Transactional emails (magic links, order confirmations, portrait delivery) are sent under performance of a contract — art. 6(1)(b) — and do not rely on marketing consent.

We use vetted third-party providers to operate the service. Each acts under a Data Processing Agreement and processes your data only on our instructions. The main categories are:

• Payment processing (United States and EU)
• Cloud hosting and database storage (EU)
• AI image generation — inference only (United States)
• Transactional and marketing email delivery (United States and EU)
• Security, rate limiting, and background processing (EU and global)

International transfers to the United States rely on the EU–US Data Privacy Framework where the recipient is certified, or on Standard Contractual Clauses (SCCs) where it is not, with supplementary measures in our processor agreements.

Pet photos and generation prompts are sent to our AI provider for inference only. Under the provider's API terms, your inputs and outputs are not used to train their models. We do not train any Spotlight Paws models on your photos either.

We keep personal data only as long as necessary for the purposes above:

• Account, reference photos, and generation outputs: retained while your account is active and for up to 12 months of inactivity, after which the account is bulk-deleted unless you request earlier deletion.
• Payment records: retained for the period required by Bulgarian tax and accounting law (currently 10 years for primary accounting records).
• Security logs: typically 90 days.
• Email-deletion requests and our response: kept for up to 3 years for audit purposes.
• Marketing opt-in and opt-out records: kept while your account is active; if you unsubscribe, your email is added to a suppression list and retained there so we do not contact you again for marketing.

Under GDPR you have the right to access, rectify, erase, restrict, port, and object to the processing of your personal data, and to withdraw any consent you have given. You also have the right to lodge a complaint with the Bulgarian Commission for Personal Data Protection (CPDP) at https://www.cpdp.bg, or with the supervisory authority in your EU country of residence.

To exercise any of these rights, email privacy@spotlightpaws.com from the address associated with your account, with the subject "Data {access|deletion|export} request" and a brief description of what you want.

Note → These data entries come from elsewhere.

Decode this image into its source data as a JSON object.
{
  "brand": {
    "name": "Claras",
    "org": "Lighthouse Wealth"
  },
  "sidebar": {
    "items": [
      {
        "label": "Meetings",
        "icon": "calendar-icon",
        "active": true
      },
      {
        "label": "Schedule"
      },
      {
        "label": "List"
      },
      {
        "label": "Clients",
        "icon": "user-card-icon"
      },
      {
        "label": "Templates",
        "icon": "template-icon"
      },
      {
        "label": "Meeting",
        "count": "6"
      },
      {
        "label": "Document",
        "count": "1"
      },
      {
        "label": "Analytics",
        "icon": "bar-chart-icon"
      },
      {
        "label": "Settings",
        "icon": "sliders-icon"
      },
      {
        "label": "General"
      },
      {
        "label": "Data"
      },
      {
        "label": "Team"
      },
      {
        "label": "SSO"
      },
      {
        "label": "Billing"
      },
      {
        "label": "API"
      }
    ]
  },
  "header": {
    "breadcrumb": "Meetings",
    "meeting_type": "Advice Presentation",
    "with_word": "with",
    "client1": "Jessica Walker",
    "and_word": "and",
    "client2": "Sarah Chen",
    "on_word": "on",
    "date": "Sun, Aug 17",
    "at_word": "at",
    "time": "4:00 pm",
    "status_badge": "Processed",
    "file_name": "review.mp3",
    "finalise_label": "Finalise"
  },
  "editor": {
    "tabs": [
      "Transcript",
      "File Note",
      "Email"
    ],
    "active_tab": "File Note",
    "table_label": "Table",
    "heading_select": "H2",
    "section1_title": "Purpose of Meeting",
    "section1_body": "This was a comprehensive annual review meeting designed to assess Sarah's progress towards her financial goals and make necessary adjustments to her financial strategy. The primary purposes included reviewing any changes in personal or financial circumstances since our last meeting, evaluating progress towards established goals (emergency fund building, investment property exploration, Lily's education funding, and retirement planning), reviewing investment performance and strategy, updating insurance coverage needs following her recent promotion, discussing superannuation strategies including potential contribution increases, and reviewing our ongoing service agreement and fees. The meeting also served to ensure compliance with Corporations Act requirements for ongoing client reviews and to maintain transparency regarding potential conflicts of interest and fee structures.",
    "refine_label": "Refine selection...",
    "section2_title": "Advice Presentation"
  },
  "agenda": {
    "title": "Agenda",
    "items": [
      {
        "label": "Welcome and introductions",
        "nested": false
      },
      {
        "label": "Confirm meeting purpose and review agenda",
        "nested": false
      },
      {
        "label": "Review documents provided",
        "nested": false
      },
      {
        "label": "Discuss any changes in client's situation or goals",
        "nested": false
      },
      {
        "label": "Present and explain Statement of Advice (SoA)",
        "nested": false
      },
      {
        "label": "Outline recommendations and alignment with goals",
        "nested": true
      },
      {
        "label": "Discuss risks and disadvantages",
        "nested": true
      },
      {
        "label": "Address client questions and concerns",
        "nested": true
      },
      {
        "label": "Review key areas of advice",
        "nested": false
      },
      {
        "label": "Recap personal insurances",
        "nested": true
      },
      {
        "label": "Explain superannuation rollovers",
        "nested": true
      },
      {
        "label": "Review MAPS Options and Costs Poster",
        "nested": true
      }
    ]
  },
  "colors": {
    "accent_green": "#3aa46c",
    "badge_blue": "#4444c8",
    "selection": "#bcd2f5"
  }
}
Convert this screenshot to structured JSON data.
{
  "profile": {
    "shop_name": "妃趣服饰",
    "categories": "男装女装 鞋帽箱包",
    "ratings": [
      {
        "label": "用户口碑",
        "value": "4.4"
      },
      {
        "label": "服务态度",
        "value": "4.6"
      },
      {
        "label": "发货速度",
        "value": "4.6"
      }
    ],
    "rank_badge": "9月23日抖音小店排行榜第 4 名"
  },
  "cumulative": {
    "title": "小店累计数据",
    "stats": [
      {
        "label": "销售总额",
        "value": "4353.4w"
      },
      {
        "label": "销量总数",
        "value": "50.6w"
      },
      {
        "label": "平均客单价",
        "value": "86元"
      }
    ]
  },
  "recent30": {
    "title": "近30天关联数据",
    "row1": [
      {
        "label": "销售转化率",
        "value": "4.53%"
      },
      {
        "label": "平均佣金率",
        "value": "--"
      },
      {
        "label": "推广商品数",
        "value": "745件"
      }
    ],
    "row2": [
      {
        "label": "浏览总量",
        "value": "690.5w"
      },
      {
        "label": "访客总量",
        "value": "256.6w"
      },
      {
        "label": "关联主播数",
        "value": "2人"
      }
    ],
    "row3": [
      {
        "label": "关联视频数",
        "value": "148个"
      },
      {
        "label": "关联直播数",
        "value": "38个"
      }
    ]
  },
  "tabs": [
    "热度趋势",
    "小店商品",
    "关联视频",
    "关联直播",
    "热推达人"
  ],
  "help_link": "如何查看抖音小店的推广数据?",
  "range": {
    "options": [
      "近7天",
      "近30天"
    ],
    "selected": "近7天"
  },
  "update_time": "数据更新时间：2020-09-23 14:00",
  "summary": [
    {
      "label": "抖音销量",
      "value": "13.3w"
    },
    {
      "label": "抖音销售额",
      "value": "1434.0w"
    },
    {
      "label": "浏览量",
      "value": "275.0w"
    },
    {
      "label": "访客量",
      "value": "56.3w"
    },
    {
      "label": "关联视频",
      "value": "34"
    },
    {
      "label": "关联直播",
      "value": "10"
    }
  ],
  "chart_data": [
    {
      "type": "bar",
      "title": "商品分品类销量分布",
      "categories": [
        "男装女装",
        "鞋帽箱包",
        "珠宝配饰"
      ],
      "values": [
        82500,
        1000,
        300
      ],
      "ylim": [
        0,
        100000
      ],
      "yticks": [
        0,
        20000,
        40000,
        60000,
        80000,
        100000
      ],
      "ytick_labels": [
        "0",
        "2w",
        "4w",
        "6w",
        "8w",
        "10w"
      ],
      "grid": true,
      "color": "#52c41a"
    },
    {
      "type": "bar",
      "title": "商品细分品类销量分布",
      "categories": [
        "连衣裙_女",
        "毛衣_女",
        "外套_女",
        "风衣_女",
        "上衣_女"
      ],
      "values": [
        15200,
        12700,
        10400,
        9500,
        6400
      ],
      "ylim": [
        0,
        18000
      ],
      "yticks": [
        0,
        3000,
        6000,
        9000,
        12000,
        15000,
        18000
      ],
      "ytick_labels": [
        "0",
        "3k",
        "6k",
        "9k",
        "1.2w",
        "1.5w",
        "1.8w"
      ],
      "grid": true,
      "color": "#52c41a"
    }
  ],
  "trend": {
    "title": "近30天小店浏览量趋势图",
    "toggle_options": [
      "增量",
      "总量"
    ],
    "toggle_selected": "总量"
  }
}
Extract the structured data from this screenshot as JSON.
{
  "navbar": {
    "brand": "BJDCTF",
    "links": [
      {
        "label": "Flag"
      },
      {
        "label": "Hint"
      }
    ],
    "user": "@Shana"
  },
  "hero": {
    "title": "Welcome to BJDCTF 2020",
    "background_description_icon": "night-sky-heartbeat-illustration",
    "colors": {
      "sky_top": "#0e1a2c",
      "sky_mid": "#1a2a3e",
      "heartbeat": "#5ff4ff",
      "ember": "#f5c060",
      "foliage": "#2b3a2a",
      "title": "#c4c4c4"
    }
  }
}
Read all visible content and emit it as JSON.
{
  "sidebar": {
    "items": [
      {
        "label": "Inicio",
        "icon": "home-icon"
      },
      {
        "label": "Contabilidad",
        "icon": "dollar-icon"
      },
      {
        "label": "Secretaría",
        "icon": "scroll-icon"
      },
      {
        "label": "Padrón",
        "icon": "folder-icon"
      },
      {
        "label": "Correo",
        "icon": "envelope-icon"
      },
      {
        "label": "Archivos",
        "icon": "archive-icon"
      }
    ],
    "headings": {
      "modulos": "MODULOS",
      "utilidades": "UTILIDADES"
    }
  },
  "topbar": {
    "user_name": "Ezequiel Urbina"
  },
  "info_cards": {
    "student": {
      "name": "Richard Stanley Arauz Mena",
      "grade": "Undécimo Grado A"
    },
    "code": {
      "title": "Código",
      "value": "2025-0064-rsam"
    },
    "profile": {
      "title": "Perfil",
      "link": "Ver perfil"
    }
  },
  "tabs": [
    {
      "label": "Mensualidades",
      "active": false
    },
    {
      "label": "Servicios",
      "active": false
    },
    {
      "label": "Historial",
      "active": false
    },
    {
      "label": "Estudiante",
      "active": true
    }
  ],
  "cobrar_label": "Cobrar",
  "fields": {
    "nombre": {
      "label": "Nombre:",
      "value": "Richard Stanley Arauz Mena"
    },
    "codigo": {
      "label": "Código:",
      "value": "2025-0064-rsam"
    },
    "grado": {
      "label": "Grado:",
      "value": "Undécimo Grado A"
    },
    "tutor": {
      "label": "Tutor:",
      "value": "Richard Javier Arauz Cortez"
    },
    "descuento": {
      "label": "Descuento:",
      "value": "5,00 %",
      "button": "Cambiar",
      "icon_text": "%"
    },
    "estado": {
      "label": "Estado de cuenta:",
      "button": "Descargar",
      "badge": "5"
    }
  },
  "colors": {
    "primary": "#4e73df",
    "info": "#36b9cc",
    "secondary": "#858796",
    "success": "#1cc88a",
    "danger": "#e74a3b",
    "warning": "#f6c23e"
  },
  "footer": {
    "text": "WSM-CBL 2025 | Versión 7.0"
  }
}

We respond within 30 days (extendable by a further 60 days for complex requests, in which case we tell you why).

What gets deleted on a deletion request: your account, reference photos, generation outputs, and personal generation records. Stripe payment records and the related accounting entries are retained for the legally required period (see Retention).

Marketing emails: you can withdraw consent at any time by using the unsubscribe link in any marketing message or by emailing privacy@spotlightpaws.com from your account address with the subject "Unsubscribe". Opting out does not affect transactional or legally required messages.

See the Cookie Policy for the full list. Non-essential cookies are loaded only after you opt in via the consent banner.

Spotlight Paws is not directed at children under 16. We do not knowingly process the personal data of anyone under 16. If you believe a child has used the service, contact us and we will delete the relevant account.

We may update this policy from time to time. The "last updated" date at the top reflects the most recent change. Material changes will be communicated by email to active accounts before they take effect.

Questions, requests, or complaints: privacy@spotlightpaws.com.

Postal address: TechBuilds EOOD, Bulgaria, Nesebar.